Cuando Kikuchi logró llegar a pie a Otsuchi, la cobertura del desastre le sorprendió: “Faltaba información local básica para nosotros y lo poco que llegaba era desde Tokio”. A pesar de haber estudiado medicina veterinaria, decidió reorientar sus energías en la fundación de un periódico local, el Otsuchi Shimbun y hoy comparte, por todo Japón y hasta en Turquía, el aprendizaje en prevención de desastres. “Las lecciones del tsunami son universales”, dice. Para Azumaya, “En Kirikiri casi no se recordaba el tsunami de 1928 y los que experimentaron el de 1960 se confiaron porque no fue tan grande y algunos no evacuaron lo suficiente. Cambia el impacto y el desastre”. “El peligro no debe subestimarse nunca. Cada vez hay más desastres que considerar: corrimientos de tierra, fuertes lluvias y ahora coronavirus”, insiste Fujimoto.
¿Cómo reconstruir un desastre?
La palabra reconstrucción está en todas partes. En las miles de viviendas temporales que se alargan en el tiempo. En boca de los todavía 42.000 evacuados. En los planes y presupuestos del gobierno. En el 2,1% más de impuestos por renta que cada japonés destina (y destinará hasta 2037) para sufragar los costes del “desastre más caro de la historia”, según lo definió el Banco Mundial. En las tareas de descontaminación y en elfuturo de las centrales nucleares.
El tsunami arrebató a seres queridos, hogares, infraestructuras y empleos, también el sentimiento de pertenencia a comunidades ya de por sí afectadas por la despoblación. Para los pueblos damnificados del Japón rural, la reconstrucción es una cuestión de supervivencia:
“Debía hacerse rápido, si no la gente se desanima, se marcha y no regresa. Primero reconstruimos los hogares, después las zonas públicas. Ahora el dique de protección”, explican en Kirikiri orgullosos de lo logrado.

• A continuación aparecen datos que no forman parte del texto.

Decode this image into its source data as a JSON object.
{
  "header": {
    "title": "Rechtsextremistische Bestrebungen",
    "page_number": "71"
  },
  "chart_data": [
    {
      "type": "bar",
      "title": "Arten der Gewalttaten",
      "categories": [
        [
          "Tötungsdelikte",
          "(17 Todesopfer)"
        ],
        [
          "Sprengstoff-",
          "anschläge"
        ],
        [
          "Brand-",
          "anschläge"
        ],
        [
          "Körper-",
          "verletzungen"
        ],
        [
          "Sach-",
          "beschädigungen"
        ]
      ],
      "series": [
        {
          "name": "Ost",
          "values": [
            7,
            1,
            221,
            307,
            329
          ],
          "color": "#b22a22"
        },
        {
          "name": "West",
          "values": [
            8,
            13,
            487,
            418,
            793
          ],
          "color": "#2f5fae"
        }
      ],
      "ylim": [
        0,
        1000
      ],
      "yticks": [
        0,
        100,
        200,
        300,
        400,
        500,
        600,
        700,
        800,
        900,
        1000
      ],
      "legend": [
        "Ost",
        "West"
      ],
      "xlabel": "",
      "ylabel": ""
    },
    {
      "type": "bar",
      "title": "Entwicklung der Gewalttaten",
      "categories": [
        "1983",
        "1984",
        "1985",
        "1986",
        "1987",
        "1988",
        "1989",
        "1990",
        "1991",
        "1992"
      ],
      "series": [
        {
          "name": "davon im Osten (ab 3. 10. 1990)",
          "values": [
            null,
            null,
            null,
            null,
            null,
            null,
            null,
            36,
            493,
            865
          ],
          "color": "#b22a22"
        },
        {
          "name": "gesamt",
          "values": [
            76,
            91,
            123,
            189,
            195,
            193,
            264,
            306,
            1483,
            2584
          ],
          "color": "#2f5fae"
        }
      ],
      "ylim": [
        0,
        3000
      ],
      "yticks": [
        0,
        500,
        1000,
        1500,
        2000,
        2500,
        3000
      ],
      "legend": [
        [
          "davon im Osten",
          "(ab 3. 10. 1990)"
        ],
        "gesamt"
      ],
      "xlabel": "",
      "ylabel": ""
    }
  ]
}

El profesor Tatsuto Asakawa, experto en sociología urbana, coordinaba el Centro de Voluntarios de la Universidad Meiji Gakuin en Tokio cuando sobrevino el desastre. Acompañó a decenas de estudiantes a Kirikiri a apoyar y recuerda lo difícil que fue acceder, tres semanas tardaron: “Era como si hubiese caído una bomba. ¿Cómo reconstruir un mundo que ha desaparecido? Quise registrar ese proceso”. Diez años después, sigue vinculado a la comunidad. Este experto no habla de reconstrucción, sino de “crear una sociedad sostenible”. “No puede volverse a la sociedad anterior al desastre, una nueva surge. Aunque las infraestructuras estén terminadas, si no vive nadie son ciudades fantasma”, afirma.
“Es pronto para decir que Kirikiri está reconstruida. No hay muchos niños, pero los que hay crecen bien. Si en el futuro estos niños se convierten en un Fujimoto o una Azumaya, si sostienen su comunidad, entonces la creación de una sociedad sostenible habrá sido un éxito”, concluye el experto. Lo mismo dicen, en otras palabras, supervivientes como Kikuchi: “Hemos reconstruido lo imposible, pero la verdadera reconstrucción empieza ahora”.